Perhaps what we might be more sure of is when one in all the ‘sides’ explicitly admits to biased behaviour of their very own group. Not too long after the election results, an enchanting investigation right into a supposed “vast, cross-partisan campaign to guard the election” was described in Time Magazine. The goal of this alleged “conspiracy”, in response to author Molly Ball, was the noble goal of safeguarding democracy, and it was apparently sparked by suggestions well ahead of the vote that Trump would challenge the outcomes if he lost.

This “conspiracy” involved stopping Trump’s court challenges, increasing voting by mail, and pressuring social media firms to tackle “disinformation”.

“There was a conspiracy unfolding behind the scenes, one which each curtailed the protests and coordinated the resistance from CEOs,” the article says.

“Both surprises were the results of a casual alliance between left-wing activists and business titans … Both sides would come to see it as a type of implicit bargain – inspired by the summer’s massive, sometimes destructive racial-justice protests – during which the forces of labour got here along with the forces of capital to maintain the peace and oppose Trump’s assault on democracy.”

The problem is, one man’s protection of democracy is one other man’s illegitimate restriction of legitimate routes to query possibly dodgy results. The article describes “a well-funded cabal of powerful people, ranging across industries and ideologies, working together behind the scenes to influence perceptions, change rules and laws, steer media coverage and control the flow of data.”

It describes a concerted effort to extend voting by mail, and to challenge concerns from voters about this method. This succeeded. Only 1 / 4 of voters did it the normal way of casting their ballot in person.

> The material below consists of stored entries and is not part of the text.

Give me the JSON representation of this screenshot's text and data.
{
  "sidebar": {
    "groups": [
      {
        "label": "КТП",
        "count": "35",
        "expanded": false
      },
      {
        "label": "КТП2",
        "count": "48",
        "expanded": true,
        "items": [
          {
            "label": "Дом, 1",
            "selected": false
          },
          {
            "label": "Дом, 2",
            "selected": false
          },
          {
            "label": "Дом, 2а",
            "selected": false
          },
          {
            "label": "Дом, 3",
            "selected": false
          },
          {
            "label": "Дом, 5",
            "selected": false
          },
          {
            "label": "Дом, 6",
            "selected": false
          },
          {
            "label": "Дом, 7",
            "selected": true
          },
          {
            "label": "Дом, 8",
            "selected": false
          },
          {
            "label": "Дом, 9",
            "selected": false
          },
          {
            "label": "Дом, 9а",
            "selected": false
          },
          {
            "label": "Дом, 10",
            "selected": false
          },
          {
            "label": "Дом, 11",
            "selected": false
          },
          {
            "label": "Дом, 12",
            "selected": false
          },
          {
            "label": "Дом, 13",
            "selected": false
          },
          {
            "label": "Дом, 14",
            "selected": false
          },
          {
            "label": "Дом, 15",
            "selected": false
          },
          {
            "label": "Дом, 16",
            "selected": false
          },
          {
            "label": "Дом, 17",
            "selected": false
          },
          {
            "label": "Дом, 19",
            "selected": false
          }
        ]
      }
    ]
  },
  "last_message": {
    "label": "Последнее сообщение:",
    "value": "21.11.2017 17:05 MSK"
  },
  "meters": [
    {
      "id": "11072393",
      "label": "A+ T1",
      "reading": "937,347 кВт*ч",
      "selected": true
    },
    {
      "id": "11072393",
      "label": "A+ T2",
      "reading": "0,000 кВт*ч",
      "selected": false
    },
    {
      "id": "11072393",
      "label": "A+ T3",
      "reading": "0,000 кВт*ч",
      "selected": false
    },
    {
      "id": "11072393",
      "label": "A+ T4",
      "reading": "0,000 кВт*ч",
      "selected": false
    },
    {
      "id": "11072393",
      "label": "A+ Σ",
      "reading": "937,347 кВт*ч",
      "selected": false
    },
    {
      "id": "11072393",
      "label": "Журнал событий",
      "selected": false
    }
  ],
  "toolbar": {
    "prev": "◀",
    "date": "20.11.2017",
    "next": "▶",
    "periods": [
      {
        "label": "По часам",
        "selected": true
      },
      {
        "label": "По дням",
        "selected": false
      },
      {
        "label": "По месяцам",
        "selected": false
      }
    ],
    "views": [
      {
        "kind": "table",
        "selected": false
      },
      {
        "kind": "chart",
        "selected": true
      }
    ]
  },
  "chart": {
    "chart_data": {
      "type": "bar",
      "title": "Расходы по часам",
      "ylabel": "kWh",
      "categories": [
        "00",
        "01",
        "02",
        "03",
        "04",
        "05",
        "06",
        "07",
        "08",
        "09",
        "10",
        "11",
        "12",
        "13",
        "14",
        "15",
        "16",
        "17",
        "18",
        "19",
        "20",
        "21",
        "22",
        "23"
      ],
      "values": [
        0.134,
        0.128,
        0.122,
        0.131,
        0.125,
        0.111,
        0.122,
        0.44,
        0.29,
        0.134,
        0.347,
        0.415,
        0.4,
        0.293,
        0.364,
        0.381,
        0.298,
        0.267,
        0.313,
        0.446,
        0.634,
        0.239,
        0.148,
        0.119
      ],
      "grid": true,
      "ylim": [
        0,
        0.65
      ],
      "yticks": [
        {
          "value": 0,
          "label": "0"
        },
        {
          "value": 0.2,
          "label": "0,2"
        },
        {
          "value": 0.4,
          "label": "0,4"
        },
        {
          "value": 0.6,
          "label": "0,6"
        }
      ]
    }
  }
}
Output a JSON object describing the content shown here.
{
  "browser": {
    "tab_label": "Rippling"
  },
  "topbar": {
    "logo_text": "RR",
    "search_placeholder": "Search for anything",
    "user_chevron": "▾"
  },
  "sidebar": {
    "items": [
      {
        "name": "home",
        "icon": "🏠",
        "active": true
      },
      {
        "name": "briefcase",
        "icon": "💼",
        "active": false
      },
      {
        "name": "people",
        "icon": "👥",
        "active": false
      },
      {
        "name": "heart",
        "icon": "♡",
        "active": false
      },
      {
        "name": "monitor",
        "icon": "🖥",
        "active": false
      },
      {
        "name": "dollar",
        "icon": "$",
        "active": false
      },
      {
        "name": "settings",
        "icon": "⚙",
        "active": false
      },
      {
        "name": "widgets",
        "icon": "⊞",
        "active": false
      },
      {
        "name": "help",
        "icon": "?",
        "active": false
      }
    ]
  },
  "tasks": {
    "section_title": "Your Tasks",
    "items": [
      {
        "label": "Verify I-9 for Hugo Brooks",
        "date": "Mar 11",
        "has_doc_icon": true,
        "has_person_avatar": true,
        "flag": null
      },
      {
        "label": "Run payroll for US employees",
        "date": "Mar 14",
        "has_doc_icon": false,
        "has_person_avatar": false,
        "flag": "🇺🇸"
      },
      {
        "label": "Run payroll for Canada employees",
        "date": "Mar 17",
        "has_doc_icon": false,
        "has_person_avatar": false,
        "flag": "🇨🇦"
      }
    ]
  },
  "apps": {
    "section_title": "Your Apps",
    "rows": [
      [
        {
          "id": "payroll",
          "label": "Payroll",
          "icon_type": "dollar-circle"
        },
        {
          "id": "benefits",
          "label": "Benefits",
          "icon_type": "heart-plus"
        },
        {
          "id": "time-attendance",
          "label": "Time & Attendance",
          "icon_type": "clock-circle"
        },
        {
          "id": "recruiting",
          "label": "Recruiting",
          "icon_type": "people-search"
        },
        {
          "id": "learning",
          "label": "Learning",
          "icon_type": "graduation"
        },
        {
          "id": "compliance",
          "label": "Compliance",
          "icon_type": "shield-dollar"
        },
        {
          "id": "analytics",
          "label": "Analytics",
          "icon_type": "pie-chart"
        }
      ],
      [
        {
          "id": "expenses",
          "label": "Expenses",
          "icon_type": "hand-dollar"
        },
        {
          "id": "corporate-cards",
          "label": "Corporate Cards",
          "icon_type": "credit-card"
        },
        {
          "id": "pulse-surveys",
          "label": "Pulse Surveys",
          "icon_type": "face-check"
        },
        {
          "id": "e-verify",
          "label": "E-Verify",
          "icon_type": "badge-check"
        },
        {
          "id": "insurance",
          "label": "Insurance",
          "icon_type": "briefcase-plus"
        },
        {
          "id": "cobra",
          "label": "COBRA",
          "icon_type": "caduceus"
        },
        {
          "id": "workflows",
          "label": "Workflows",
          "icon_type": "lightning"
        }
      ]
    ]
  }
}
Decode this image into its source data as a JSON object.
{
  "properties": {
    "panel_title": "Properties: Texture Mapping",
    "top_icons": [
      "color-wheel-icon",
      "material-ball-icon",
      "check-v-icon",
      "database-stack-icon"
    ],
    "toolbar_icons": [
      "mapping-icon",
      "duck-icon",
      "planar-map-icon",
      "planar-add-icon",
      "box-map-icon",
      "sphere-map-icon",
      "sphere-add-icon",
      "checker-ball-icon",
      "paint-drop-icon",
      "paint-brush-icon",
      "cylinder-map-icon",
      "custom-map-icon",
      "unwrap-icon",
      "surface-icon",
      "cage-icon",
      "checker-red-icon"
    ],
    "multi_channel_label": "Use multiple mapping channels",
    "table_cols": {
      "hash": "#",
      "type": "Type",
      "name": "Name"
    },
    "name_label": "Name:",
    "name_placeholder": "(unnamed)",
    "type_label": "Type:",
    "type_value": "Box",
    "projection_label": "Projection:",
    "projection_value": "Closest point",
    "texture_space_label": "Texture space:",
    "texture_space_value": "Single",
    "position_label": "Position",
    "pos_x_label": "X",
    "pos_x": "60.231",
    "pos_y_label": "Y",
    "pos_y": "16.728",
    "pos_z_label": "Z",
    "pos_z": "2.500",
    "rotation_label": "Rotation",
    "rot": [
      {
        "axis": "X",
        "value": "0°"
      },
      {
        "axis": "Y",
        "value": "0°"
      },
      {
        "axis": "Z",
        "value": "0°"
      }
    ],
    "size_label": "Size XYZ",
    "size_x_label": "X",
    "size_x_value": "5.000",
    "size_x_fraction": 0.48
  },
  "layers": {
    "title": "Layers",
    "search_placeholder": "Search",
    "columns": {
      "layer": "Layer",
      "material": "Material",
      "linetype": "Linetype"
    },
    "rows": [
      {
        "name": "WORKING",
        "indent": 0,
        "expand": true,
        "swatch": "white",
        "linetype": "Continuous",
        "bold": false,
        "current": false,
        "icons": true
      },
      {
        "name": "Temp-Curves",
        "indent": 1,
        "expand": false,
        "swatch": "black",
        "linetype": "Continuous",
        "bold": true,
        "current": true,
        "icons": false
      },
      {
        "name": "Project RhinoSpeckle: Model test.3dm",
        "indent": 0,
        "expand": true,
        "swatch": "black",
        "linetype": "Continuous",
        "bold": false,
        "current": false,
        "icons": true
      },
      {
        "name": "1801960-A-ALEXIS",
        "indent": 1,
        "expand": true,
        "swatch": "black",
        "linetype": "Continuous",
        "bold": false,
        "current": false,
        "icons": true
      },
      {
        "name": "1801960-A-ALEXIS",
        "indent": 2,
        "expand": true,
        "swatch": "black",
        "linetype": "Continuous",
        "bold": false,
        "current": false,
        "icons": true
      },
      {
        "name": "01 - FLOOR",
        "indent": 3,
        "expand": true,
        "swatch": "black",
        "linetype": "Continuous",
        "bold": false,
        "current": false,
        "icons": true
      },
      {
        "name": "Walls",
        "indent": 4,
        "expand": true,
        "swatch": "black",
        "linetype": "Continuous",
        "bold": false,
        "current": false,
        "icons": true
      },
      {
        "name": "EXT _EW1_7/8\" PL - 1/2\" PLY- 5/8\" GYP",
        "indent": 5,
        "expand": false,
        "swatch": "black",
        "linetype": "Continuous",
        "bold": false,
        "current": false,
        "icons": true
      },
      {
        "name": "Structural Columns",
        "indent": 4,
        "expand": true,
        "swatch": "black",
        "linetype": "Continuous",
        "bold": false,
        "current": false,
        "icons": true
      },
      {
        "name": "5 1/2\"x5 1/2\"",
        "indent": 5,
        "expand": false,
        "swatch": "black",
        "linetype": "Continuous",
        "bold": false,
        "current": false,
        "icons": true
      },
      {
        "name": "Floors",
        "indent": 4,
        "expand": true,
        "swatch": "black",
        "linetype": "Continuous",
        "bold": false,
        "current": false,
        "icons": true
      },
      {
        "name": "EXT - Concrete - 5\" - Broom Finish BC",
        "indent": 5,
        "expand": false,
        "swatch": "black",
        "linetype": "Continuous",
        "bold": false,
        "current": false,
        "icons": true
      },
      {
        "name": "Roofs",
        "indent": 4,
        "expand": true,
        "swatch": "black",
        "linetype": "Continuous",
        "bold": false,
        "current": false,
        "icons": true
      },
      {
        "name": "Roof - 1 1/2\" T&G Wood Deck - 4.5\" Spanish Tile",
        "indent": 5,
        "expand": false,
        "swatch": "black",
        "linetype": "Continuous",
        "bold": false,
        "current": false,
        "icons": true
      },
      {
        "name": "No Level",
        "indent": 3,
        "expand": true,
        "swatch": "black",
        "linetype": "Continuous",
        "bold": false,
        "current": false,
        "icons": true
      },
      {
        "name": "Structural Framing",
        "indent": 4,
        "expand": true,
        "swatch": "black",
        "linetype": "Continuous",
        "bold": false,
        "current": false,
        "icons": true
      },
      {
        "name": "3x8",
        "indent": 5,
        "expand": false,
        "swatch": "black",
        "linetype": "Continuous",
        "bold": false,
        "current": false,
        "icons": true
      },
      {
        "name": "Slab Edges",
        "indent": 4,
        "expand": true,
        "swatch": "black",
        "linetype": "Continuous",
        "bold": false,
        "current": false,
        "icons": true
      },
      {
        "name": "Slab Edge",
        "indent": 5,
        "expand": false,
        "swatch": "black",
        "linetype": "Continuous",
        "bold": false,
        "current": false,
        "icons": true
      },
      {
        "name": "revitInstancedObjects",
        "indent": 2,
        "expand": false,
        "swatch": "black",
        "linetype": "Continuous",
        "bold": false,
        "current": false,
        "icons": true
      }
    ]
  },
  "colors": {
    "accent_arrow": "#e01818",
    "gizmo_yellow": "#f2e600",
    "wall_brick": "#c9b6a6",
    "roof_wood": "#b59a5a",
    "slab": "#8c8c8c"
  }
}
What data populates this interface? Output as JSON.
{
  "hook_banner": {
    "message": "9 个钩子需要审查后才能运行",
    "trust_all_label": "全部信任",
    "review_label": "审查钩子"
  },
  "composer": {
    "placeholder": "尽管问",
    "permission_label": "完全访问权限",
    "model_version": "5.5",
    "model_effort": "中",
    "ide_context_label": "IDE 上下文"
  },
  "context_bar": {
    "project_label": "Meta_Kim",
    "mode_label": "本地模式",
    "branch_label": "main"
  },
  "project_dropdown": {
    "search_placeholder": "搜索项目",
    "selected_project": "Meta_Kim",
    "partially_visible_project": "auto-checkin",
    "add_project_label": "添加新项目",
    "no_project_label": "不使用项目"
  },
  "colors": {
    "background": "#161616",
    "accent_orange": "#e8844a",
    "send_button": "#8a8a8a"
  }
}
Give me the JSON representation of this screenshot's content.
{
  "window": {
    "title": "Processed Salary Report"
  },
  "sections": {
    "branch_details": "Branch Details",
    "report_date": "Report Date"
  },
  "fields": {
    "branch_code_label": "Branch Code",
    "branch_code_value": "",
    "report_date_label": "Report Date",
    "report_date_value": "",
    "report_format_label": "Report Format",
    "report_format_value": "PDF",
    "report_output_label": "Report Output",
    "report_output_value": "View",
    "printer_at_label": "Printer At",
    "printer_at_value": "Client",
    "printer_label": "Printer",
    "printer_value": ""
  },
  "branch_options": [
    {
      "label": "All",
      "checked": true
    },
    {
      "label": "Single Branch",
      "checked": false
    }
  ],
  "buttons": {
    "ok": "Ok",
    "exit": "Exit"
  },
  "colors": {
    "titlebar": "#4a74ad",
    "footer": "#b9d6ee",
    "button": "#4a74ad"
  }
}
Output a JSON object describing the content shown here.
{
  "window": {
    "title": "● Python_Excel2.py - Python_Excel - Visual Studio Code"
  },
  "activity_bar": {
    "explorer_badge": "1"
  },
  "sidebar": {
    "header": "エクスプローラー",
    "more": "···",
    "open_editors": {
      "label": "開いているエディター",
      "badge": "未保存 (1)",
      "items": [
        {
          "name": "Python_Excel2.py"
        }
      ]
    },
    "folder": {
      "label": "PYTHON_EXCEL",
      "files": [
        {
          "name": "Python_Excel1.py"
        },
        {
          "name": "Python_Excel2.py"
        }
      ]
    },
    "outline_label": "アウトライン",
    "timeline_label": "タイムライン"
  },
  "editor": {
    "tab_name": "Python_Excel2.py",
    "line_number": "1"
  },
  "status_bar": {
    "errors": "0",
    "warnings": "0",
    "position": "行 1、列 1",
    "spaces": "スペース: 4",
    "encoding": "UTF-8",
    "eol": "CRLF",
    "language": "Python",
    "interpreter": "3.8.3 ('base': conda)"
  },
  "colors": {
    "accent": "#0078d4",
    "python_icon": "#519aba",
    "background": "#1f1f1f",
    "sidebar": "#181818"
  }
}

But yet again we discover ourselves in a spot where to those that dislike or are terrified of Trump, these actions might be perceived as legitimate and legal means to stop an election from being wrongly usurped, while for individuals who support him, these actions look very different.

So who will we trust? And on what information are we basing these loyalties? Perhaps most significant of all in our troubled times, is looking for to succeed in out and understand the viewpoint of people that think very otherwise to us, moderately than perceiving them as merely bad actors who we must do all that’s vital to fight against. Only then do we’ve got hope of attending to the reality, and lessening the division that’s so damaging our societies and fuelling such questionable behaviour on each side.